Much as he didn’t like it, she did have a point. The last thing he needed was a stage full of frightened travelers to come rolling into Bodie spouting off about a vampire killing the Dalton gang. People, as a general rule, were panicky, stupid, and rash. And chances were ten out of ten, if the travelers talked, the town would come beating down his door demanding him to fix it. No, it was far better if she glamoured the lot of them and made them forget this un-pleasantry had ever happened. He nodded his approval.
The vampire Contessa dipped her head as she bent in a curtsey, then gingerly picked up her skirts and turned back to the stage. The low, husky quality of her voice rustled like the taffeta she wore, sultry and smooth, completely absorbing the total attention of the travelers.
“You have had a most pleasant trip, with only the slightest delay for a mechanical horse that needed an application of oil,” she said slowly. Winn tried to block out her voice, but glanced over her shoulder to see the wide, glassy stares of the occupants of the stage. She certainly did know how to throw a glamour. Good thing he was practically immune.
That was the second thing Pa had taught him about hunting. The first had been never to trust a supernatural being. The Darkin were the scourge of the universe—children of the night—dedicated to eliminating humans so they could claim the earth for themselves.
No matter how elegant, sophisticated, or well-mannered the Contessa seemed, she was still just a damn vampire, and sooner or later he was going to have to slay her.

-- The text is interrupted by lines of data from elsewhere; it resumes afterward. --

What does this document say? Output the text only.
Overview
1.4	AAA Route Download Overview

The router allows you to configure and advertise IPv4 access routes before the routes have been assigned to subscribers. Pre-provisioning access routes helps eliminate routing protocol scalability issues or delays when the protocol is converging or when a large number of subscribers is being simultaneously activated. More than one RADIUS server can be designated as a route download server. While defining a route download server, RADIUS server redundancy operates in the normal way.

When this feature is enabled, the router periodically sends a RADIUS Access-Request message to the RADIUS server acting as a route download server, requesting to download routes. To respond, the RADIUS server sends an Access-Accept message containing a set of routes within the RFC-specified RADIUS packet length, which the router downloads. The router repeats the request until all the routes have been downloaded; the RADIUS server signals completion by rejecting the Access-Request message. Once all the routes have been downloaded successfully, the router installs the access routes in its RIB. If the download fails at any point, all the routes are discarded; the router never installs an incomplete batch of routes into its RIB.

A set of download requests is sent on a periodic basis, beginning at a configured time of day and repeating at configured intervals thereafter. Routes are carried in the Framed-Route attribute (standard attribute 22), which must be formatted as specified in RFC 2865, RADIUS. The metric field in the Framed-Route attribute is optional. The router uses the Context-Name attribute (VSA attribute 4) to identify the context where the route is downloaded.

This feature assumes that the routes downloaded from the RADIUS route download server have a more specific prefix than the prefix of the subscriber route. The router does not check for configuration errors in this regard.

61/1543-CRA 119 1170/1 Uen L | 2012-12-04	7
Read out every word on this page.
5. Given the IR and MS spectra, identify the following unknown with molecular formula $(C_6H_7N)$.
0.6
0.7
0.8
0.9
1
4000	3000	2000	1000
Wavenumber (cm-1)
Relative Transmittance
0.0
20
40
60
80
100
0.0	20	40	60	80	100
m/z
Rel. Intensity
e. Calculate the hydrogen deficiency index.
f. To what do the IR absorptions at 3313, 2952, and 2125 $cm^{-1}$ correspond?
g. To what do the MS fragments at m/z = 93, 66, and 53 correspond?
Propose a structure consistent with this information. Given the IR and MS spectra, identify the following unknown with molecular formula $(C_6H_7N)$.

The knowledge bit down deep and hard into his bones, refusing to let go. Winn silently cursed in four different languages. As the oldest Jackson brother, he’d been exposed to the life of a Hunter the longest. Pa had started drilling it into him from the time he could toddle.
Which made all of this so much worse. Because ten years ago he’d given it up, walked away, and vowed to stay good and gone from Hunters and anything to do with the Darkin. He’d tried to lead a normal life—be an upstanding citizen with a clean reputation—something neither of his brothers would know about. For while the Jackson brothers looked similar on the outside with their pa’s jet hair and broad shoulders and their ma’s blue eyes and winning smile, they were as different as could be on the inside.
Winn turned away from her bidding the travelers a kind good-bye, shaking their hands and waving to them as the horses gained steam and began to huff and chuff, ready to resume their journey into Bodie.
It didn’t help that his little brother Colt, the hothead of the three and a self-styled outlaw, had come waltzing in that afternoon, determined to locate their pa’s long-lost piece of the Book of Legend.
He’d told him the truth. Only a Darkin could access the Book. Well, Colt was welcome to it. Nothin’, but nothin’, was going to change his mind about taking up arms as a Hunter again.
White puffs of steam and darker smoke from the steam carriage’s boilers mixed with the dirt, creating a dark smudge in the otherwise cloudless clear blue sky as the stage clanked and rolled on toward Bodie.
The vampire eyed him with a mixture of curiosity and respect mingling in the whiskey depths of her eyes. “You are not exactly what I expected, Mr. Jackson.” She clasped her bare hands together, the dark ruby ring winking on the ring finger of her right hand.
“What’d you expect?”
The corner of her mouth tipped up in a way that made his skin tighten, and he had to keep himself from leaning forward to sample those tempting lips.
“From the legends we’ve been told,” her gaze raked him over, assessing him, “someone bigger.”